Coffee Chocolate Cream Cake
Overview
I have made whole egg sponge cake many times, but I still feel that the texture is too solid. So, based on the original recipe, combined with the practices of some netizens, after experiments, the cake made with the improved recipe, I think the texture and structure are in line with my wishes. It is neither too tough nor too soft, so it is very suitable for decorating cakes. This will be the recipe for making whole-egg sponge cake from now on. However, if you want to add some jam that contains moisture, remember to reduce the liquid content. This time it was a birthday cake for my son.
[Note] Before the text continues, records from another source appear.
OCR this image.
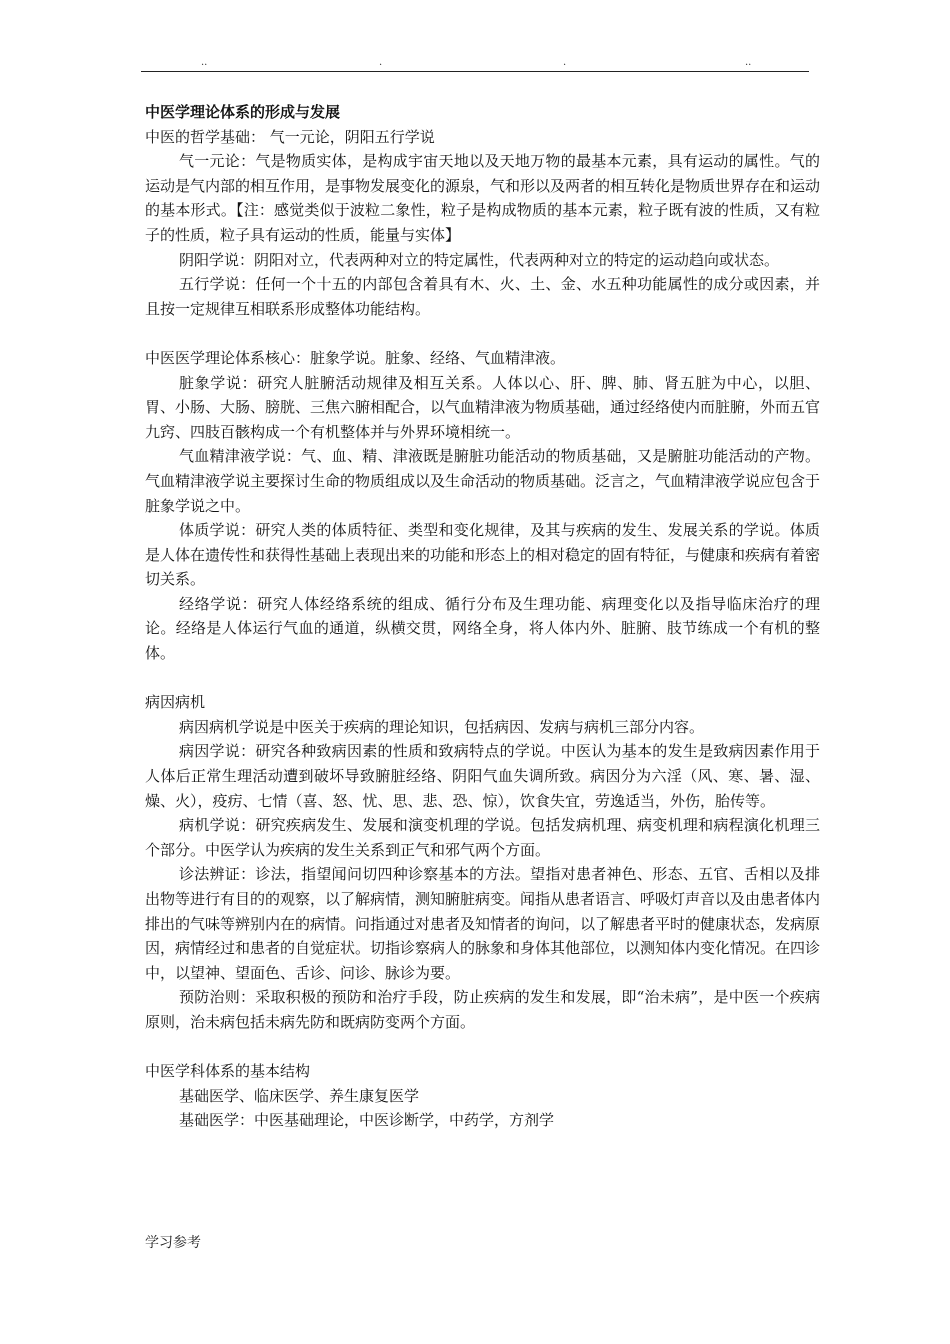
..	.	.	..

中医学理论体系的形成与发展

中医的哲学基础： 气一元论，阴阳五行学说

气一元论：气是物质实体，是构成宇宙天地以及天地万物的最基本元素，具有运动的属性。气的运动是气内部的相互作用，是事物发展变化的源泉，气和形以及两者的相互转化是物质世界存在和运动的基本形式。【注：感觉类似于波粒二象性，粒子是构成物质的基本元素，粒子既有波的性质，又有粒子的性质，粒子具有运动的性质，能量与实体】

阴阳学说：阴阳对立，代表两种对立的特定属性，代表两种对立的特定的运动趋向或状态。

五行学说：任何一个十五的内部包含着具有木、火、土、金、水五种功能属性的成分或因素，并且按一定规律互相联系形成整体功能结构。

中医医学理论体系核心：脏象学说。脏象、经络、气血精津液。

脏象学说：研究人脏腑活动规律及相互关系。人体以心、肝、脾、肺、肾五脏为中心，以胆、胃、小肠、大肠、膀胱、三焦六腑相配合，以气血精津液为物质基础，通过经络使内而脏腑，外而五官九窍、四肢百骸构成一个有机整体并与外界环境相统一。

气血精津液学说：气、血、精、津液既是腑脏功能活动的物质基础，又是腑脏功能活动的产物。气血精津液学说主要探讨生命的物质组成以及生命活动的物质基础。泛言之，气血精津液学说应包含于脏象学说之中。

体质学说：研究人类的体质特征、类型和变化规律，及其与疾病的发生、发展关系的学说。体质是人体在遗传性和获得性基础上表现出来的功能和形态上的相对稳定的固有特征，与健康和疾病有着密切关系。

经络学说：研究人体经络系统的组成、循行分布及生理功能、病理变化以及指导临床治疗的理论。经络是人体运行气血的通道，纵横交贯，网络全身，将人体内外、脏腑、肢节练成一个有机的整体。

病因病机

病因病机学说是中医关于疾病的理论知识，包括病因、发病与病机三部分内容。

病因学说：研究各种致病因素的性质和致病特点的学说。中医认为基本的发生是致病因素作用于人体后正常生理活动遭到破坏导致腑脏经络、阴阳气血失调所致。病因分为六淫（风、寒、暑、湿、燥、火），疫疠、七情（喜、怒、忧、思、悲、恐、惊），饮食失宜，劳逸适当，外伤，胎传等。

病机学说：研究疾病发生、发展和演变机理的学说。包括发病机理、病变机理和病程演化机理三个部分。中医学认为疾病的发生关系到正气和邪气两个方面。

诊法辨证：诊法，指望闻问切四种诊察基本的方法。望指对患者神色、形态、五官、舌相以及排出物等进行有目的的观察，以了解病情，测知腑脏病变。闻指从患者语言、呼吸灯声音以及由患者体内排出的气味等辨别内在的病情。问指通过对患者及知情者的询问，以了解患者平时的健康状态，发病原因，病情经过和患者的自觉症状。切指诊察病人的脉象和身体其他部位，以测知体内变化情况。在四诊中，以望神、望面色、舌诊、问诊、脉诊为要。

预防治则：采取积极的预防和治疗手段，防止疾病的发生和发展，即“治未病”，是中医一个疾病原则，治未病包括未病先防和既病防变两个方面。

中医学科体系的基本结构

基础医学、临床医学、养生康复医学

基础医学：中医基础理论，中医诊断学，中药学，方剂学

学习参考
This is my first time decorating flowers, and I feel pretty good about myself.
Tags
Ingredients
Steps
-
Brew instant black coffee powder with boiling water, mix evenly with sunflower oil and let cool.
-
Beat the eggs and add all the caster sugar.
-
Add vanilla extract and continue beating from low speed to high speed.
-
Keep beating until the egg batter line does not disappear easily.
-
Sift the mixed flour and cocoa powder into the egg mixture and stir until there are no large lumps of dry flour.
-
Then pour the coffee liquid in step 1 into the batter in two batches, and mix carefully evenly.
-
Mixed batter.
-
Pour the batter into the mold and tap it a few times to pop out any big air bubbles in the batter.
-
Preheat the oven to 170 degrees, upper and lower heat, middle layer. Bake for about 30 minutes. I won’t write down the steps for decorating flowers. After all, it’s my first time, so just take a look at it yourself.